When people talk about freemium businesses and business models, most of the time they’re talking about it from a revenue or product perspective. Revenue, because the essence of the model is to give away something for free. And product, because this is the key to freemium success. Only a compelling, unique and engaging experience will keep people coming back regardless of whether they pay you or not.
One often overlooked side of freemium is the cost side. Freemium works if the incremental cost of providing your free product or service is essentially zero. Most of us get this. But if you don’t have limits on the cost side of your free offering, you could be in big trouble.
Let’s look at VoIP for example. Skype charges nothing for in-network callng (calling another skype client). Not coincidentally, its costs are also more or less nothing. Especially given its P2P architecture. If you want to call a phone however, you pay since Skype has real termination costs to pay carriers. Not all VoIP players have so clearly separated their free vs. paid based on costs.

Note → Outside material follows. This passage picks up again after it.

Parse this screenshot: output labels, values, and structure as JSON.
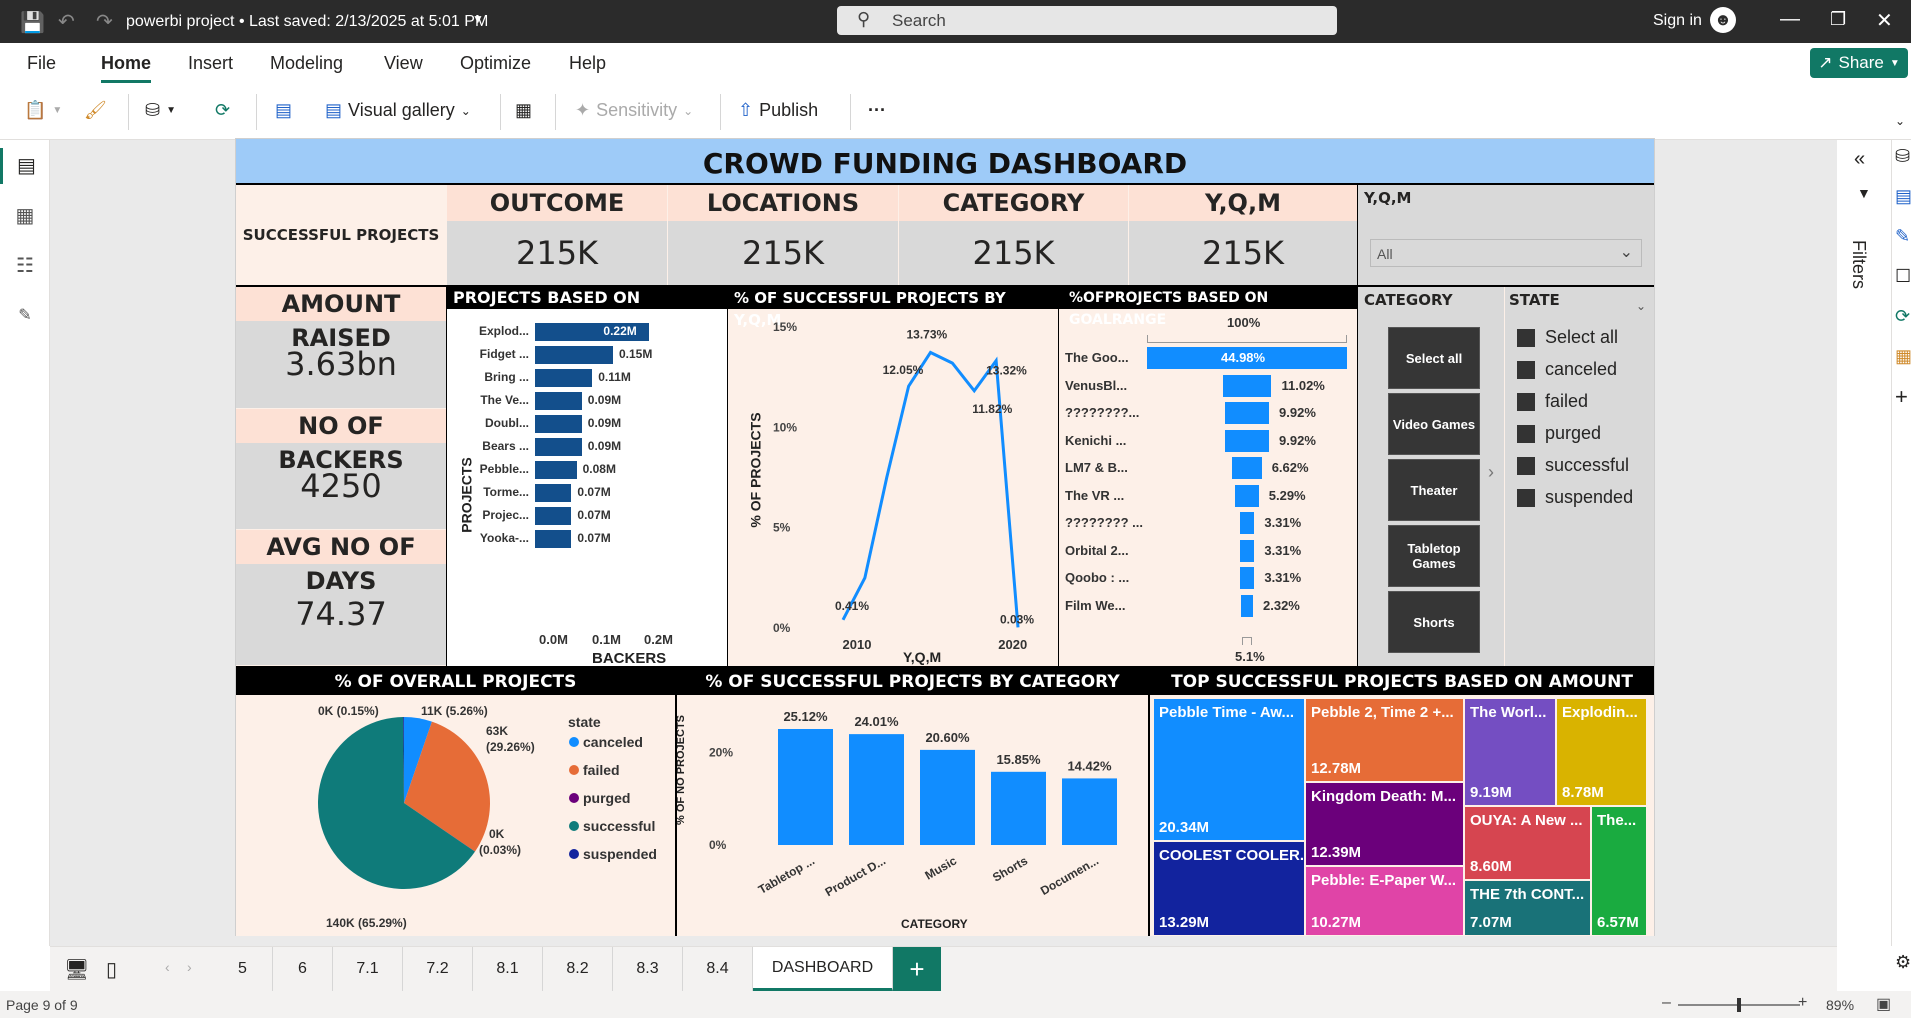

I know this from experience, having been CFO at Mobivox, where we were very generous out of the gate with our free calling. The problem was that every new user cost us real money every time they made a call. Mobivox was not alone facing this. We were in an intensely competitive space and we all gave away free minutes.

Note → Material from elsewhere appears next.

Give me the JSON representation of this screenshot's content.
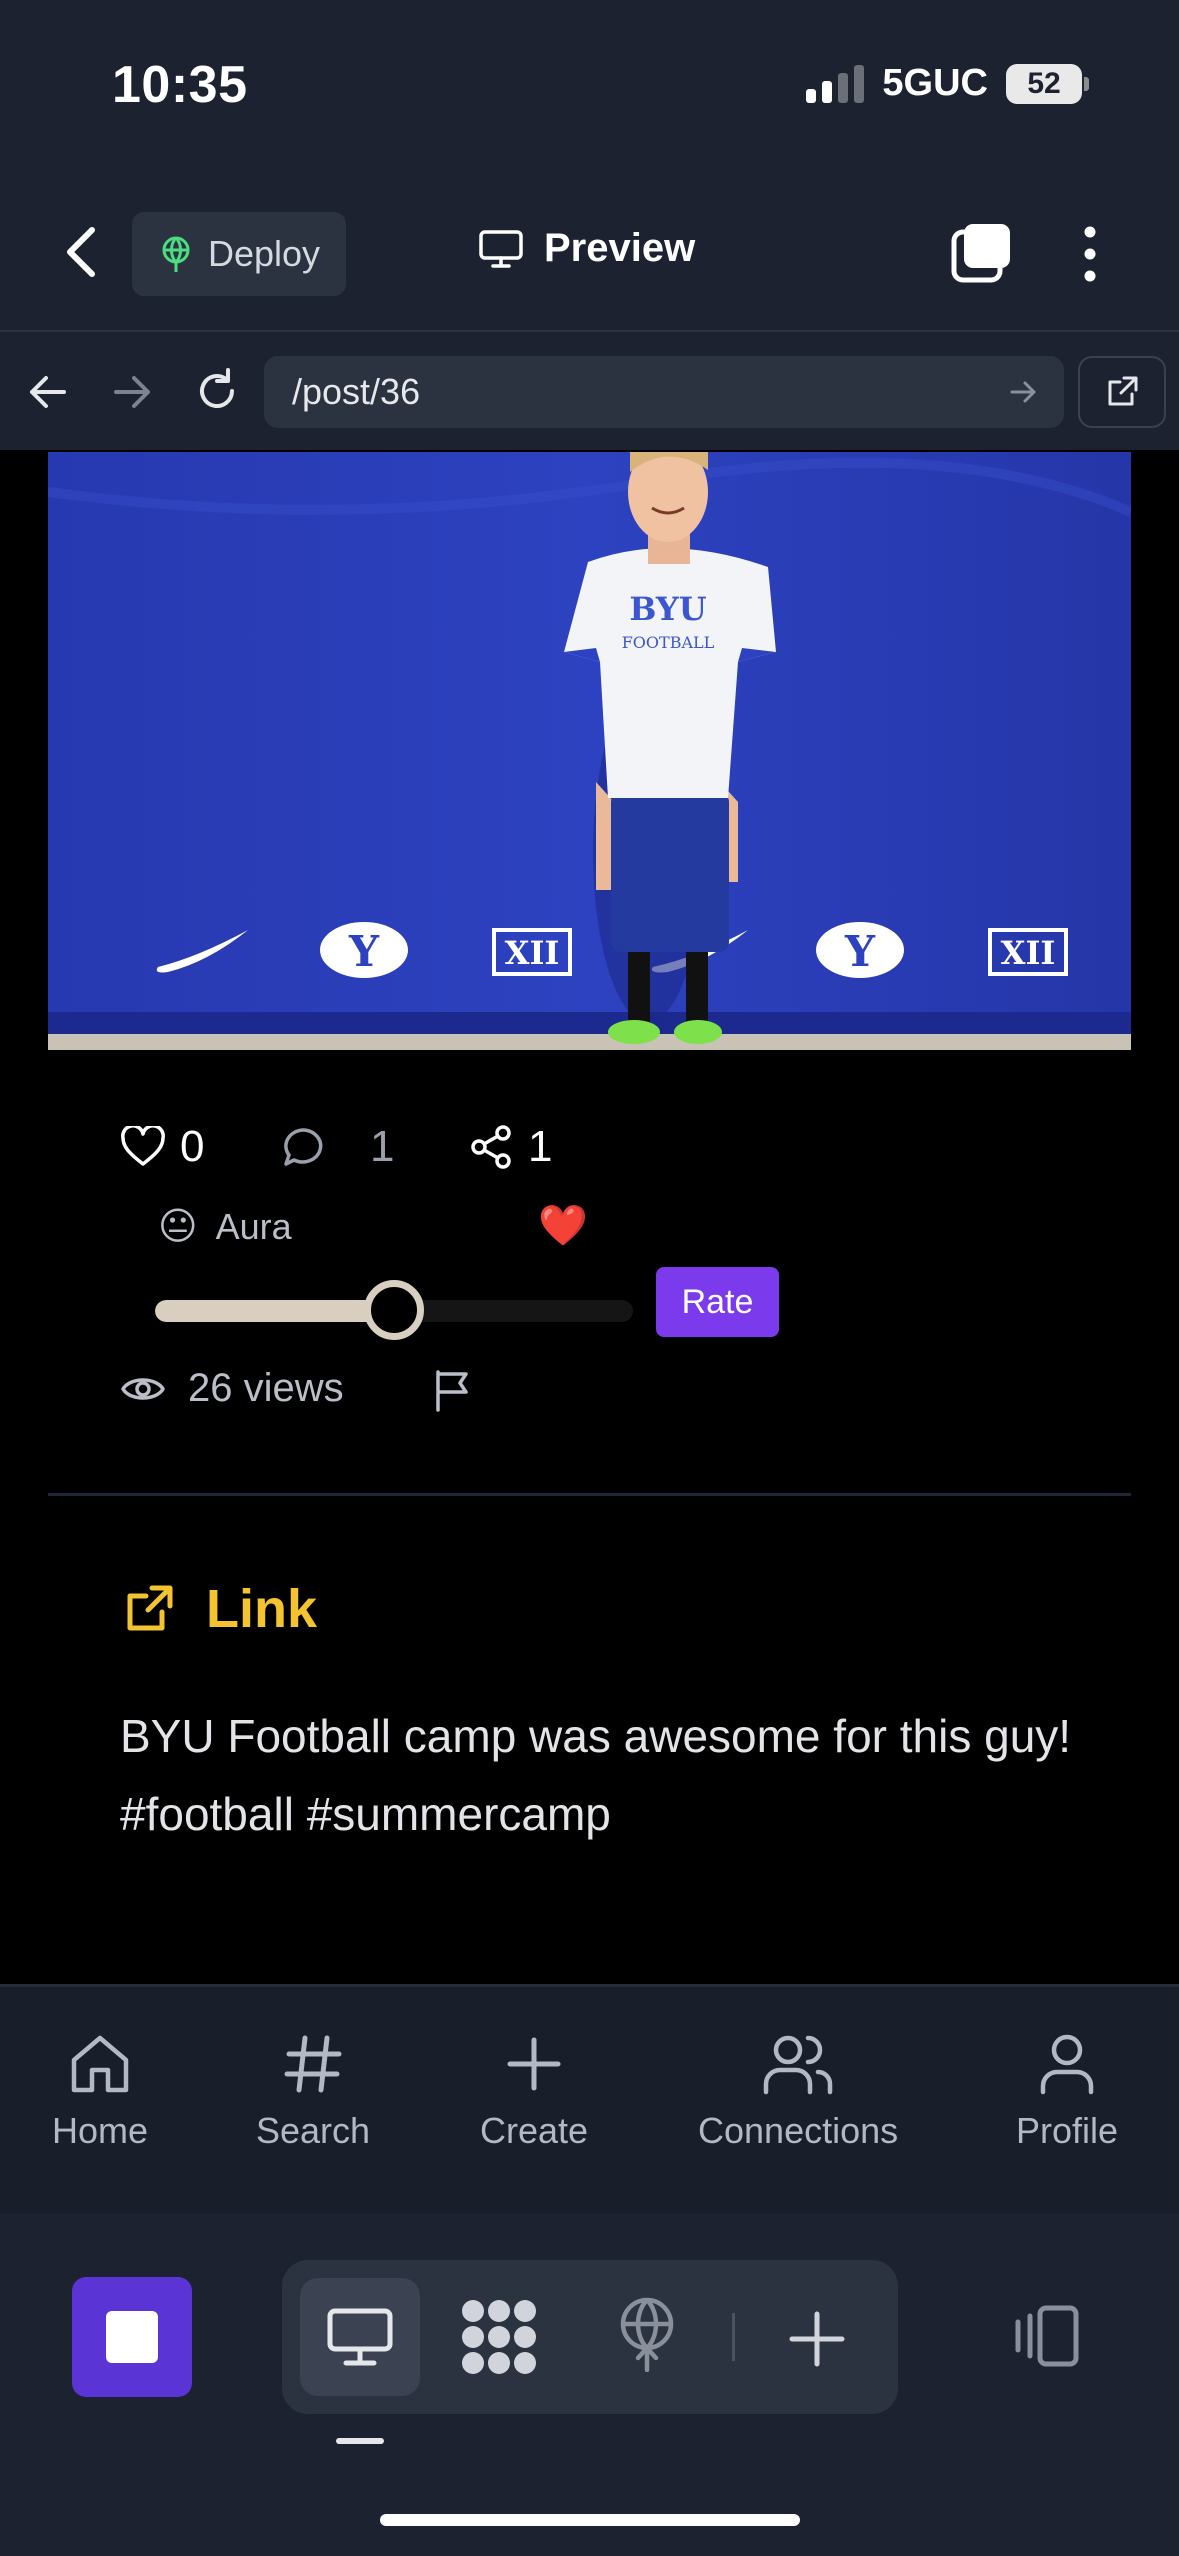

There are many more examples of freemium businesses that have gotten it right and wrong when it comes to assessing the cost side of their business model. Take the battle of the social networks as the most visible example – Facebook vs. Linkedin. Both networks are successful by any measure, but they have very different cost and capital efficiency profiles.
Facebook, which just passed 200M members has raised $ 516M in total capital (or just over $ 2.50 per user). This amount includes $100M of debt, and they’re off looking for more right now to fund growth.
Linkedin, with over 30M members has raised $ 103M or $ 3.43 per user. However, according to them only $ 28M (93 cents per user) of that (everything before last September’s Bain Capital round) was used to fund growth. The new money is in the bank for acquisitions.
Why the difference in capital required per user? I’m sure there are many reasons, but incremental costs have to a big one. Look at your own Facebook profile for example. How many photos or videos do you have there? Lots, right? And what is the main thing you do on Facebook? If you’re like most people you post photos and videos and look at friend’s photos and videos. There are seemingly no limits to the amount of content you can upload.
Now look at your Linkedin profile: No matter how many connections you have, you’re probably using the same bandwidth. You can have one profile picture. They now have a slideshare app, but you’re limited to four presentations.
The point is: Linkedin has placed very clear limits on the costs to serve an individual user. Facebook has not. As such they have very different cost structures.
In your business, if you have real, tangible costs of serving your free users, then you need to better segment your offerings to get these people paying you or leaving the service. If it costs you every time someone uses your product or service, make sure you’re getting paid directly (through subscriptions) or indirectly (through ads).